Gemalto, the company targeted by the hack, makes 2 billion Sim cards per year for 450 networks in most large countries around the world. Users would have no idea that their phone calls and data had been intercepted, and the breach appears to have been in effect for years.

The NSA and GCHQ broke into Gemalto to find the encryption keys for Sim cards, the small cards put in phones to allow them to access cellular networks.

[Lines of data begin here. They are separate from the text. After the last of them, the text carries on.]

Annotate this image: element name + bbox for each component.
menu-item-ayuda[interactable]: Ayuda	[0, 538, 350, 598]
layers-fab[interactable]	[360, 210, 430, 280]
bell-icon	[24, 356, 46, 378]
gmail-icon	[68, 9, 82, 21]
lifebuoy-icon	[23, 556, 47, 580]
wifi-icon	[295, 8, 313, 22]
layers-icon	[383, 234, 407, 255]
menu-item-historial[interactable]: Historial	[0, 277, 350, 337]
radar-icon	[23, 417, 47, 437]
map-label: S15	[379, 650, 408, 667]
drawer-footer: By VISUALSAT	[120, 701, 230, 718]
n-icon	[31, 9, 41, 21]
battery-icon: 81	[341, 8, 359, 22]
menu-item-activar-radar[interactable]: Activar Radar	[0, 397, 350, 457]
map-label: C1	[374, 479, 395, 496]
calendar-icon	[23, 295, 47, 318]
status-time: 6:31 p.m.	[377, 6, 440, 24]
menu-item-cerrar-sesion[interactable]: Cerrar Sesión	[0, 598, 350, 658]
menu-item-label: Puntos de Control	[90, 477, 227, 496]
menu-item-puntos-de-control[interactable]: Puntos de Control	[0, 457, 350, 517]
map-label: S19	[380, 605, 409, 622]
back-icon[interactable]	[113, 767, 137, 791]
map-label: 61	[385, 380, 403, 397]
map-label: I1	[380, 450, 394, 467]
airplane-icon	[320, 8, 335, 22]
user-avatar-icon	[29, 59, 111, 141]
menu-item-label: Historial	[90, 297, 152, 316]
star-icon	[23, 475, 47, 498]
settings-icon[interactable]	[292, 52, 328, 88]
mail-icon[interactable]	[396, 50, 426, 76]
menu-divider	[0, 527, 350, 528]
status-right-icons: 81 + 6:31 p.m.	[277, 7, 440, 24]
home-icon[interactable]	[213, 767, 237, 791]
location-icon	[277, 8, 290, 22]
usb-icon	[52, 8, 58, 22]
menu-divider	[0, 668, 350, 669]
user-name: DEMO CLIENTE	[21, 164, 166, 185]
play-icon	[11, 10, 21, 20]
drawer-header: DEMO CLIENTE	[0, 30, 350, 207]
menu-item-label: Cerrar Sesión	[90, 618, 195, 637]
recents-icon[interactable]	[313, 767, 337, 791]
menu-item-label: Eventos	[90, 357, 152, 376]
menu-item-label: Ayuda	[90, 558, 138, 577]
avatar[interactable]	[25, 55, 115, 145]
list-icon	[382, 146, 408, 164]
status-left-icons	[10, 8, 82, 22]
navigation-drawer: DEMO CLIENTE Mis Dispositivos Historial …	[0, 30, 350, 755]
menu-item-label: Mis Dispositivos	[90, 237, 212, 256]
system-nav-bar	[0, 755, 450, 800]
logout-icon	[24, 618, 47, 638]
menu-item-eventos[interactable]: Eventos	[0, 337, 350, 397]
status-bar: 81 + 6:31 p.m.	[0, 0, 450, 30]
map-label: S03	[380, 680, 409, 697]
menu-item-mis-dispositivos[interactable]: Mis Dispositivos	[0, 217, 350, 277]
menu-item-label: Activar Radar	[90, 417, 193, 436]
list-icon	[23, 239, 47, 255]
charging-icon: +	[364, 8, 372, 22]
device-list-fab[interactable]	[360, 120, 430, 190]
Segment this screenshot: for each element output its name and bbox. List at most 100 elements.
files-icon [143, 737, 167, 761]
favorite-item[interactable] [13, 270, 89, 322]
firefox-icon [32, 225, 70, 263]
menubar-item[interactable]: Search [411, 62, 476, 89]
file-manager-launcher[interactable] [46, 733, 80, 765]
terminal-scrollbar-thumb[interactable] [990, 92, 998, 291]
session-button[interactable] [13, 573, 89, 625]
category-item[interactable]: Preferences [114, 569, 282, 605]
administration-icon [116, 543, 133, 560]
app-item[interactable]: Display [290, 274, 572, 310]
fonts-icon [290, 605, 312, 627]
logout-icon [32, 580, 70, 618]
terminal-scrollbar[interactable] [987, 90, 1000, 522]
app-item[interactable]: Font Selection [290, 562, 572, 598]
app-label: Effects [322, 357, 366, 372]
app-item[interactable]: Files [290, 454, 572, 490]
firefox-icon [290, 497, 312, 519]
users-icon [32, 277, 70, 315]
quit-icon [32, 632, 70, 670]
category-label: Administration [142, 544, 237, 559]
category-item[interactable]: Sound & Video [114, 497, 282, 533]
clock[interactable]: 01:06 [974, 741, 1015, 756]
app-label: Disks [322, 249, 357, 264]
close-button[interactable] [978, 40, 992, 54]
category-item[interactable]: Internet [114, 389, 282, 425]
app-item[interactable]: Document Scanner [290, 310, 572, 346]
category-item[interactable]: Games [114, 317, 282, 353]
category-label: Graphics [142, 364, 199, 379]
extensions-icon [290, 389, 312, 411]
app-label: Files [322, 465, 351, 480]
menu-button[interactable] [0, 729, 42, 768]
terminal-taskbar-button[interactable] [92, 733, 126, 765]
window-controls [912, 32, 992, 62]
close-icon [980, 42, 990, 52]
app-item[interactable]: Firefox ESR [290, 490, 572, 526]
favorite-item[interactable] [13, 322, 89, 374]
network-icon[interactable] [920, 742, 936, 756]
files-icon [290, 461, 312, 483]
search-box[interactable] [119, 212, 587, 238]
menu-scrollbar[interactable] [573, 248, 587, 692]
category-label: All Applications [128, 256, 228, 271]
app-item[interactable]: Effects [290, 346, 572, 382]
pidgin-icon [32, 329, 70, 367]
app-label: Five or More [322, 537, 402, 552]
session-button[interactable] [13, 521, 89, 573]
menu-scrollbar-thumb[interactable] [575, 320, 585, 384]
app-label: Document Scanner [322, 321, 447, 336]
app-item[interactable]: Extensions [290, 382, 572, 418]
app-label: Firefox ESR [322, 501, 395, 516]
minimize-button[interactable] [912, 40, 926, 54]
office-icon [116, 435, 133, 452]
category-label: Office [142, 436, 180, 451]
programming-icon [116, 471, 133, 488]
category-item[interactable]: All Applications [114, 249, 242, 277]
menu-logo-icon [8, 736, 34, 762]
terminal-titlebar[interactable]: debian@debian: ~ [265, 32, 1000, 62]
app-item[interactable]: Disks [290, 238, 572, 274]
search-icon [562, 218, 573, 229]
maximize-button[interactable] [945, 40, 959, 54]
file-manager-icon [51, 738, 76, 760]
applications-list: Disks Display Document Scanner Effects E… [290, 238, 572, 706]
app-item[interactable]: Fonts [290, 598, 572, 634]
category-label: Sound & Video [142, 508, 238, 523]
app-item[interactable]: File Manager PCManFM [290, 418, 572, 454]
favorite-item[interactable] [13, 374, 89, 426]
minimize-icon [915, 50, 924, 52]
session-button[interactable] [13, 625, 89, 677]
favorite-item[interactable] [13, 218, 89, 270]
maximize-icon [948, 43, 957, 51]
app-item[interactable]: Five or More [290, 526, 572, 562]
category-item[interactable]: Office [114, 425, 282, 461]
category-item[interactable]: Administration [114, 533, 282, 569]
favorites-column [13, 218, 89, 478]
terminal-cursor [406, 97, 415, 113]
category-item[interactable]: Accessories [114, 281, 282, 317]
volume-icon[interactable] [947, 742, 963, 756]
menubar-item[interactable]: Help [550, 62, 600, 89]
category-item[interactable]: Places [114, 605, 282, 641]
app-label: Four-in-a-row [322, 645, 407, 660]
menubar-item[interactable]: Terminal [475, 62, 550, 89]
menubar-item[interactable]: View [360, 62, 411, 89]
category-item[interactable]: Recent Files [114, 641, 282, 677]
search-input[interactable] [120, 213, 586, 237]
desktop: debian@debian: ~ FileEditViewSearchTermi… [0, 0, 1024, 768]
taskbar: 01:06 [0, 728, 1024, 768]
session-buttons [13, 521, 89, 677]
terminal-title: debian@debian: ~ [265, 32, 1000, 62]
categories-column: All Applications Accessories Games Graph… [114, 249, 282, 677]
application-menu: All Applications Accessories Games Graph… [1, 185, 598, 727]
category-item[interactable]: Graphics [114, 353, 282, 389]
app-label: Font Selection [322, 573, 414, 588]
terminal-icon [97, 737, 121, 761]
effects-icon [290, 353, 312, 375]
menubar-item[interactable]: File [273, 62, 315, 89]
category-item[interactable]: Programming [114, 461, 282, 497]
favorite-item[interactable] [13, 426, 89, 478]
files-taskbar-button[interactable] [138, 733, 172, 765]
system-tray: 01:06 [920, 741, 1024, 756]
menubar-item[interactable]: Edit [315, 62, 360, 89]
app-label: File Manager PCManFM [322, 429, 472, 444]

That gave them full access to communications, according to a GCHQ document leaked by Edward Snowden and reported by The Intercept.

The keys allow the intelligence agencies to listen in on communications without getting approval from either telecom companies or the governments of the people that they are listening in on.

(ITN)

They also leave no trace on the phone, or on the network of the network provider, that communications have been monitored.

Gemalto’s executive vice president told The Intercept that the company was unaware of the breach but was now working to stem its effects.

“I’m disturbed, quite concerned that this has happened,” Paul Beverly said. “The most important thing for me is to understand exactly how this was done, so we can take every measure to ensure that it doesn’t happen again, and also to make sure that there’s no impact on the telecom operators that we have served in a very trusted manner for many years.”

Privacy and security experts said the breach was akin to stealing the master key for a block of flats, The Intercept said. “Once you have the keys, decrypting traffic is trivial,” Christopher Soghoian from the American Civil Liberties Union told the site.

The encryption used by Sim cards has long been criticised as being built on 1970s standards that are easy to break into — in 2013, analysts showed that it was possible to break into one of the cards just by sending a text.